NEW DELHI : The Indian central government is reportedly accelerating its plan for a massive consolidation of Public Sector Banks (PSBs), aiming to reduce the number of state-owned lenders to just three major entities by the fiscal year 2026-27. This ambitious move is driven by a strategy to create Indian banking giants capable of competing on the global stage, with the goal of propelling at least two Indian PSBs into the world’s top 20 list.

​The consolidation effort is expected to involve the merger of nine smaller, performing banks into three major anchor institutions: State Bank of India (SBI), Punjab National Bank (PNB), and Canara Bank.

​High-Performing Banks on the Block

​The reported plan, which has not yet been officially confirmed by the Finance Ministry, has already sparked significant concern among bank employees.

​In a recent communication to Finance Minister Nirmala Sitharaman, the Bank of Maharashtra (BoM) Employees and Officers Federation voiced their anxiety. BoM is reportedly among the lenders earmarked for a merger with SBI. The federation pointed out that BoM has consistently been one of the top-performing PSBs in the country, showcasing superior growth in both profitability and loan books compared to its peers. They requested immediate clarification from the Finance Ministry to address the rising concerns among employees, depositors, and customers.

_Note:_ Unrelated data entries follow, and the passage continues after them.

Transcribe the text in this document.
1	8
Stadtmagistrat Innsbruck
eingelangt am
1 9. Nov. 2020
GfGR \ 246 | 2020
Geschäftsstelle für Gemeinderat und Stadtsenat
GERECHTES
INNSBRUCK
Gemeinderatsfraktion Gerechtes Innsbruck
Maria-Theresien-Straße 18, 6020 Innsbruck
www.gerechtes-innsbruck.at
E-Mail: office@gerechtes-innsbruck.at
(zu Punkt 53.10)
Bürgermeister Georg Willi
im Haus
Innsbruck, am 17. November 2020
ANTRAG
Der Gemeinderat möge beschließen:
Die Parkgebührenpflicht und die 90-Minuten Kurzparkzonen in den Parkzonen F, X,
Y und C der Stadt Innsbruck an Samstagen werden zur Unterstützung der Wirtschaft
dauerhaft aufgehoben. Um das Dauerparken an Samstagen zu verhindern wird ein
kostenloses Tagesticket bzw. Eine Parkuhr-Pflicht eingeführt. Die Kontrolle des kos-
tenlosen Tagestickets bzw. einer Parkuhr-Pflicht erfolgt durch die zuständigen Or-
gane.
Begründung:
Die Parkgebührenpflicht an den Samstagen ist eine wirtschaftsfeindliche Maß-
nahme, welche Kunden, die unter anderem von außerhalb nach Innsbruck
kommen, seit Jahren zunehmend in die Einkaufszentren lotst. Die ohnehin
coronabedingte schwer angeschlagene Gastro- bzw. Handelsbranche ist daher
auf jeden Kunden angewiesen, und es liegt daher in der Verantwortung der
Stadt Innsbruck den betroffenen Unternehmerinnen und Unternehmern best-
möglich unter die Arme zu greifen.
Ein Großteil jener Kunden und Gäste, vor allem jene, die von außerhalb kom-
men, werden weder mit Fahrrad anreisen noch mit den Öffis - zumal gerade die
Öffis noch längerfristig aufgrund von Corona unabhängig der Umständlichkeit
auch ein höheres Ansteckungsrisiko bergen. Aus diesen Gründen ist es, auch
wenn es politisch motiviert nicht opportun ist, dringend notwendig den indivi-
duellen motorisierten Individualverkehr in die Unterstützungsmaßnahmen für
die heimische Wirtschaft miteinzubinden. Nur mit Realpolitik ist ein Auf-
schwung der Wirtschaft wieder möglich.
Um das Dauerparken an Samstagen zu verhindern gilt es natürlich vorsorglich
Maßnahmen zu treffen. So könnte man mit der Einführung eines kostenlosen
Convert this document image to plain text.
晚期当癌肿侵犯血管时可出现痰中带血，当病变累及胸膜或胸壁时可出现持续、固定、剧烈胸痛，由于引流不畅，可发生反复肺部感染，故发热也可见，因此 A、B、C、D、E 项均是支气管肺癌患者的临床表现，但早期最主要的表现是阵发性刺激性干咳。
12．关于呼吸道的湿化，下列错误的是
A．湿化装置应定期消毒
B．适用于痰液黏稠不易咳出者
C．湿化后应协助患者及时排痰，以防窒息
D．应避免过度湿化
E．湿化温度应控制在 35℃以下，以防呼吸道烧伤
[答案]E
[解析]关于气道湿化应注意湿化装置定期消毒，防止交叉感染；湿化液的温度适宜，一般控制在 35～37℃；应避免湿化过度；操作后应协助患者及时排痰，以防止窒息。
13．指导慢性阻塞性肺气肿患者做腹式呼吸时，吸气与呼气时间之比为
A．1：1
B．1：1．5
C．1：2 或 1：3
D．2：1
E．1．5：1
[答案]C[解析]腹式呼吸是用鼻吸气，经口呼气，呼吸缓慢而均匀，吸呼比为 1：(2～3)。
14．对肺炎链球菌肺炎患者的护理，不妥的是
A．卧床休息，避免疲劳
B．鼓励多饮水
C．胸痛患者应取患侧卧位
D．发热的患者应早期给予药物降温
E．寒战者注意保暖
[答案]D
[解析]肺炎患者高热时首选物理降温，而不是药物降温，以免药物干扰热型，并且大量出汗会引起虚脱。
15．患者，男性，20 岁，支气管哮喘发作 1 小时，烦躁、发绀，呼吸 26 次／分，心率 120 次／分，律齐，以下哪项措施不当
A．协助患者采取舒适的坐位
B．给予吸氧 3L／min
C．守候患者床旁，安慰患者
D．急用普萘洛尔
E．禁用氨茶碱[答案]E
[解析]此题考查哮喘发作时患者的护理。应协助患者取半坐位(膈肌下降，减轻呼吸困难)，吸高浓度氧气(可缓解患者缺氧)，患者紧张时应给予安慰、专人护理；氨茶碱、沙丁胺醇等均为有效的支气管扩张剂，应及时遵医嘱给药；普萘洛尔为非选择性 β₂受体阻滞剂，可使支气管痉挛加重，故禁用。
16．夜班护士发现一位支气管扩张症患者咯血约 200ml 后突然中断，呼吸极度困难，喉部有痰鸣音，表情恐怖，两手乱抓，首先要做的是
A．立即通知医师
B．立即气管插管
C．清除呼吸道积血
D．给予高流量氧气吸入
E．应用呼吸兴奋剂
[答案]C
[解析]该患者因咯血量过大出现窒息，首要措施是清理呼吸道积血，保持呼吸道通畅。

​The Proposed Merger Roadmap

​Reports suggest that the government aims to finalize the mergers by FY 2026-27. The proposed grouping is designed to create three powerful lending institutions capable of financing major national projects and improving overall efficiency.

​The speculated mergers are:

  1. Into State Bank of India (SBI): Bank of Maharashtra, UCO Bank, and Punjab & Sind Bank.
  2. Into Punjab National Bank (PNB): Bank of Baroda, Central Bank of India, and Indian Overseas Bank.
  3. Into Canara Bank: Union Bank, Indian Bank, and Bank of India.

​The government’s primary motivation is scale. Currently, SBI, India’s largest lender, ranks only 47th globally in terms of asset size. The planned mega-merger seeks to elevate the stature of these consolidated entities, challenging the dominance of global players, particularly the top four Chinese banks.

​This is not the first round of consolidation; previous efforts in 2017 and 2019 had already reduced the number of PSBs from 27 to 12. The current initiative represents a final push to bring the count down to just three major banks.